Antrim went aghast at the bare possibility, but he held his peace and followed Jarvis blindly. The reporter’s calling procured them ready admission to the exclusive palace of Chance, and they found the room on the second floor untenanted, as it was sure to be. Jarvis posted his companion near the door and in line with the end of the table where Brant must have stood. Then he placed the chairs on either side of the table, about where they were when Harding and Langford had sat in them. The stage set, he began his demonstration:

“Now, we know that Harding was hit on the side of his face nearest to you, but that proves nothing more than that he might have turned away just at the moment of the firing. But if you will hold the end of this tape, I’ll show you that Brant couldn’t have fired that shot from your end of the table, unless it turned a corner in Harding’s head.”

He unwound the tape, gave one end of it to Antrim, and drew it taut as nearly as might be through the space where the murdered man’s head must have been. That done, he turned and stared blankly at his assistant.

“What is it?” Antrim demanded.

“B’gosh, I’ve proved too much!” said the reporter. “Can’t you see? The bullet that made this hole in the wall was fired from about where you stand. By Jove! that lets young Langford out, but say, it puts Brant in head over ears!”

Antrim dropped his end of the tape and thrust his hands into his pockets. “Just the same, I don’t believe it,” he said doggedly. “And, what’s more, I never will until Brant admits it himself.”

“Bully for you!” cried Jarvis heartily. “You are the kind of a friend to have at a pinch! Well, there is nothing more to be found out here. Let’s go down and have a drink, and then you’ll tell me more about that burglary business. I was so full of this other thing that I didn’t quite catch on.”

“No drinks,” said Antrim briefly when they were once more in the street and Jarvis was pointing for a barroom. “Come up to Mrs. Seeley’s with me, if you like, and I’ll tell you and show you all there is to be heard and seen.”

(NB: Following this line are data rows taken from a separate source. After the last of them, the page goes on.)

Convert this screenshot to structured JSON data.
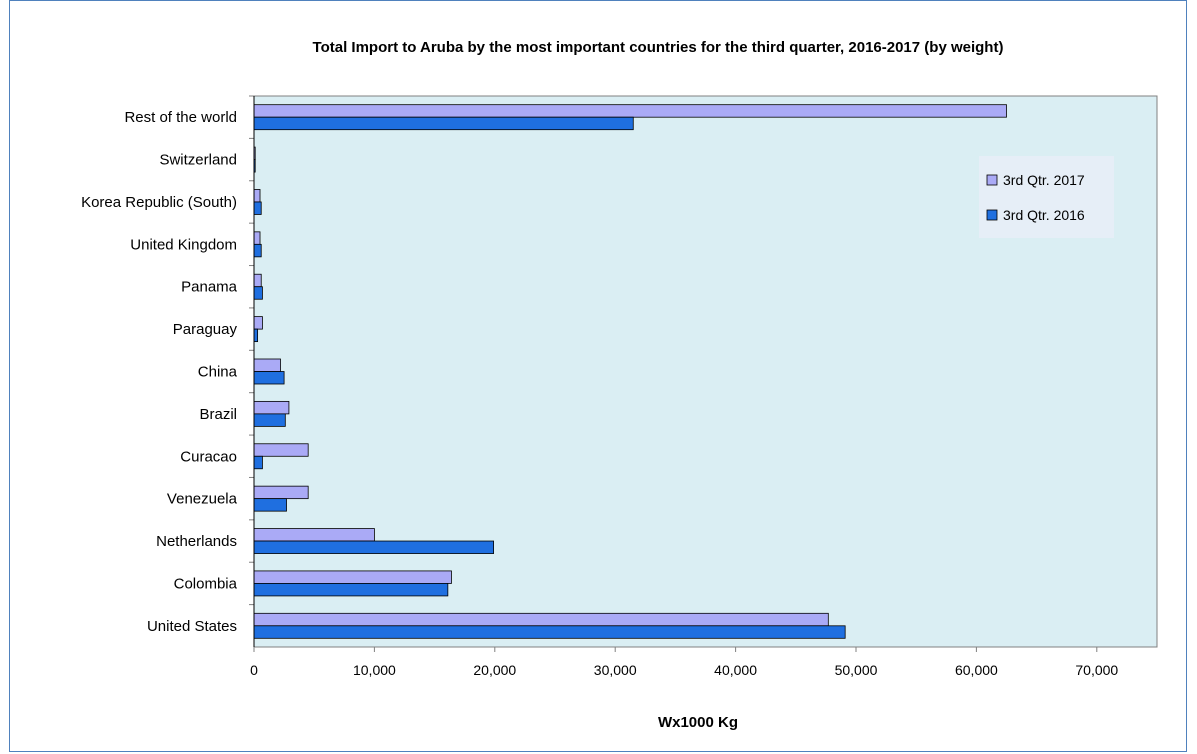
{
  "chart_data": {
    "type": "bar",
    "orientation": "horizontal",
    "title": "Total Import to Aruba  by the most important countries for the third quarter, 2016-2017 (by weight)",
    "xlabel": "Wx1000 Kg",
    "ylabel": "",
    "xlim": [
      0,
      75000
    ],
    "xticks": [
      0,
      10000,
      20000,
      30000,
      40000,
      50000,
      60000,
      70000
    ],
    "xtick_labels": [
      "0",
      "10,000",
      "20,000",
      "30,000",
      "40,000",
      "50,000",
      "60,000",
      "70,000"
    ],
    "grid": false,
    "legend_position": "right",
    "categories": [
      "United States",
      "Colombia",
      "Netherlands",
      "Venezuela",
      "Curacao",
      "Brazil",
      "China",
      "Paraguay",
      "Panama",
      "United Kingdom",
      "Korea Republic (South)",
      "Switzerland",
      "Rest of the world"
    ],
    "series": [
      {
        "name": "3rd Qtr. 2017",
        "color": "#aaaaf6",
        "values": [
          47700,
          16400,
          10000,
          4500,
          4500,
          2900,
          2200,
          700,
          600,
          500,
          500,
          100,
          62500
        ]
      },
      {
        "name": "3rd Qtr. 2016",
        "color": "#1f6fe0",
        "values": [
          49100,
          16100,
          19900,
          2700,
          700,
          2600,
          2500,
          300,
          700,
          600,
          600,
          100,
          31500
        ]
      }
    ],
    "plot_background": "#daeef3"
  }
}
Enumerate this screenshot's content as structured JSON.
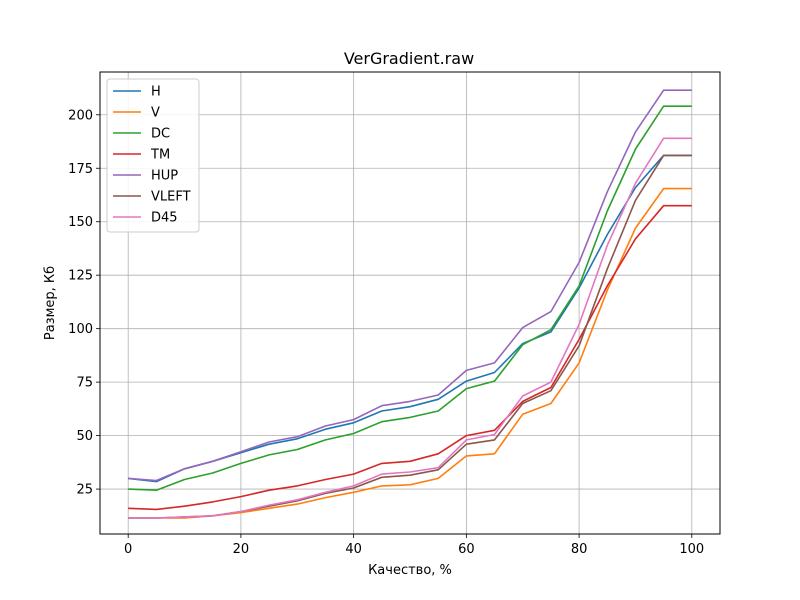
{
  "chart_data": {
    "type": "line",
    "title": "VerGradient.raw",
    "xlabel": "Качество, %",
    "ylabel": "Размер, Кб",
    "xlim": [
      -5,
      105
    ],
    "ylim": [
      4,
      220
    ],
    "xticks": [
      0,
      20,
      40,
      60,
      80,
      100
    ],
    "yticks": [
      25,
      50,
      75,
      100,
      125,
      150,
      175,
      200
    ],
    "grid": true,
    "legend_position": "top-left",
    "x": [
      0,
      5,
      10,
      15,
      20,
      25,
      30,
      35,
      40,
      45,
      50,
      55,
      60,
      65,
      70,
      75,
      80,
      85,
      90,
      95,
      100
    ],
    "series": [
      {
        "name": "H",
        "color": "#1f77b4",
        "values": [
          30,
          28.5,
          34.5,
          38,
          42,
          46,
          48.5,
          53,
          56,
          61.5,
          63.5,
          67,
          75.5,
          79.5,
          93,
          98.5,
          119,
          144,
          166,
          181,
          181
        ]
      },
      {
        "name": "V",
        "color": "#ff7f0e",
        "values": [
          11.5,
          11.5,
          11.5,
          12.5,
          14,
          16,
          18,
          21,
          23.5,
          26.5,
          27,
          30,
          40.5,
          41.5,
          60,
          65,
          84,
          118,
          147,
          165.5,
          165.5
        ]
      },
      {
        "name": "DC",
        "color": "#2ca02c",
        "values": [
          25,
          24.5,
          29.5,
          32.5,
          37,
          41,
          43.5,
          48,
          51,
          56.5,
          58.5,
          61.5,
          72,
          75.5,
          92.5,
          99.5,
          120,
          155,
          184,
          204,
          204
        ]
      },
      {
        "name": "TM",
        "color": "#d62728",
        "values": [
          16,
          15.5,
          17,
          19,
          21.5,
          24.5,
          26.5,
          29.5,
          32,
          37,
          38,
          41.5,
          50,
          52.5,
          66,
          72.5,
          95,
          120,
          142,
          157.5,
          157.5
        ]
      },
      {
        "name": "HUP",
        "color": "#9467bd",
        "values": [
          30,
          29,
          34.5,
          38,
          42.5,
          47,
          49.5,
          54.5,
          57.5,
          64,
          66,
          69,
          80.5,
          84,
          100.5,
          108,
          131,
          164,
          192,
          211.5,
          211.5
        ]
      },
      {
        "name": "VLEFT",
        "color": "#8c564b",
        "values": [
          11.5,
          11.5,
          12,
          12.5,
          14.5,
          17,
          19.5,
          23,
          25.5,
          30.5,
          31.5,
          34,
          46,
          48,
          65,
          71,
          92,
          128,
          160,
          181,
          181
        ]
      },
      {
        "name": "D45",
        "color": "#e377c2",
        "values": [
          11.5,
          11.5,
          12,
          12.5,
          14.5,
          17.5,
          20,
          23.5,
          26.5,
          32,
          33,
          35,
          48,
          50.5,
          68.5,
          75,
          102,
          139,
          168,
          189,
          189
        ]
      }
    ]
  }
}
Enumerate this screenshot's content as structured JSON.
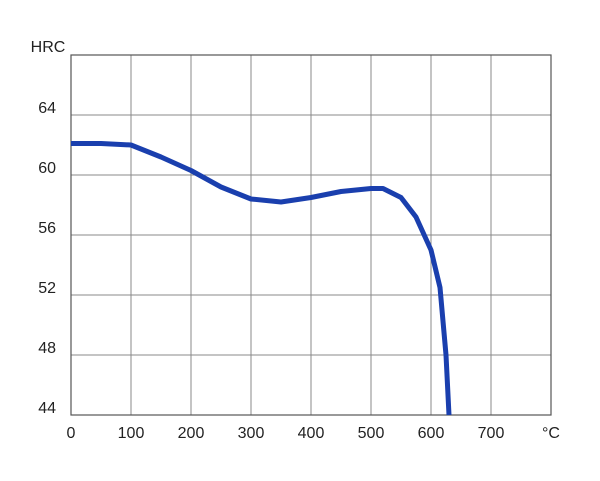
{
  "chart_data": {
    "type": "line",
    "x_label": "°C",
    "y_label": "HRC",
    "x": [
      0,
      50,
      100,
      150,
      200,
      250,
      300,
      350,
      400,
      450,
      500,
      520,
      550,
      575,
      600,
      615,
      625,
      630
    ],
    "series": [
      {
        "color": "#1a3fae",
        "values": [
          62.1,
          62.1,
          62.0,
          61.2,
          60.3,
          59.2,
          58.4,
          58.2,
          58.5,
          58.9,
          59.1,
          59.1,
          58.5,
          57.2,
          55.0,
          52.5,
          48.0,
          44.0
        ]
      }
    ],
    "xlim": [
      0,
      800
    ],
    "xticks": [
      0,
      100,
      200,
      300,
      400,
      500,
      600,
      700
    ],
    "ylim": [
      44,
      68
    ],
    "yticks": [
      44,
      48,
      52,
      56,
      60,
      64
    ],
    "grid": true
  }
}
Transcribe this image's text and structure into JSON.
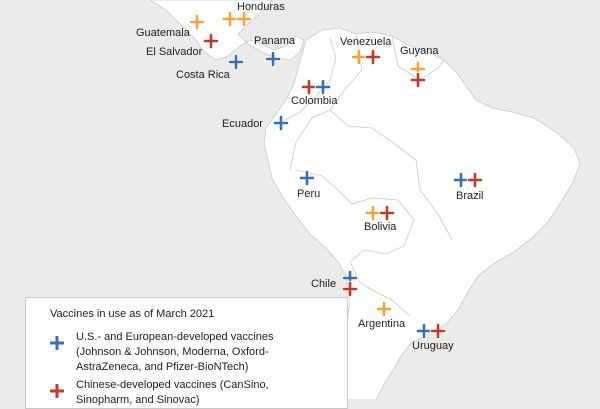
{
  "colors": {
    "western": "#3b6fb4",
    "chinese": "#c0392b",
    "russian": "#f0a540",
    "land": "#ffffff",
    "border": "#c9c9c9",
    "sea": "#ebebeb"
  },
  "countries": [
    {
      "name": "Honduras",
      "vaccines": [
        "russian",
        "russian"
      ]
    },
    {
      "name": "Guatemala",
      "vaccines": [
        "russian"
      ]
    },
    {
      "name": "El Salvador",
      "vaccines": [
        "chinese"
      ]
    },
    {
      "name": "Costa Rica",
      "vaccines": [
        "western"
      ]
    },
    {
      "name": "Panama",
      "vaccines": [
        "western"
      ]
    },
    {
      "name": "Venezuela",
      "vaccines": [
        "russian",
        "chinese"
      ]
    },
    {
      "name": "Guyana",
      "vaccines": [
        "russian",
        "chinese"
      ]
    },
    {
      "name": "Colombia",
      "vaccines": [
        "chinese",
        "western"
      ]
    },
    {
      "name": "Ecuador",
      "vaccines": [
        "western"
      ]
    },
    {
      "name": "Peru",
      "vaccines": [
        "western"
      ]
    },
    {
      "name": "Brazil",
      "vaccines": [
        "western",
        "chinese"
      ]
    },
    {
      "name": "Bolivia",
      "vaccines": [
        "russian",
        "chinese"
      ]
    },
    {
      "name": "Chile",
      "vaccines": [
        "western",
        "chinese"
      ]
    },
    {
      "name": "Argentina",
      "vaccines": [
        "russian"
      ]
    },
    {
      "name": "Uruguay",
      "vaccines": [
        "western",
        "chinese"
      ]
    }
  ],
  "legend": {
    "title": "Vaccines in use as of March 2021",
    "western_label": "U.S.- and European-developed vaccines (Johnson & Johnson, Moderna, Oxford-AstraZeneca, and Pfizer-BioNTech)",
    "chinese_label": "Chinese-developed vaccines (CanSino, Sinopharm, and Sinovac)"
  }
}
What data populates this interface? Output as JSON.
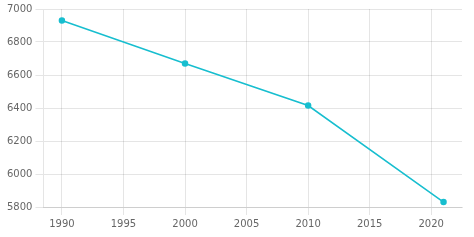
{
  "chart_data": {
    "type": "line",
    "x": [
      1990,
      2000,
      2010,
      2021
    ],
    "values": [
      6930,
      6670,
      6415,
      5830
    ],
    "color": "#17becf",
    "marker": "circle",
    "xlim": [
      1988.5,
      2022.5
    ],
    "xticks": [
      1990,
      1995,
      2000,
      2005,
      2010,
      2015,
      2020
    ],
    "ylim": [
      5800,
      7000
    ],
    "yticks": [
      5800,
      6000,
      6200,
      6400,
      6600,
      6800,
      7000
    ],
    "grid": true
  }
}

Jarvis acquiesced, grumbling, and the chief clerk was as good as his word. But if the reporter made any fresh discoveries in Brant’s room he kept his own counsel. By this time Antrim was catching at straws. The meeting with Jarvis and the experiment with the tape measure in the card room damped his courage, and left his belief in Brant’s innocence more nearly shaken than it had been at any time during the eventful day. None the less, he remained steadfast, as his last word to Jarvis testified.

“You are interested in getting to the bottom of this thing on general principles, aren’t you?” he asked, as he let the reporter out at the street door.

“Sure thing.”

“I supposed so. Well, you just go ahead on the supposition that Brant didn’t do it, and you will be more likely to succeed. Good night.”

“You are a crank,” said the reporter, laughing, as he ran down the steps.

And yet such is the impact of one man’s assertion hurled repeatedly against a wall of self-evident fact that Jarvis actually found himself ignoring the evidence and building theories based on the major “if.” He toppled them over as fast as they rose, but they straightway grew again, and it took another conference with his chief, the night editor, to fully fortify his reason against the assaults of Antrim’s insistent faith.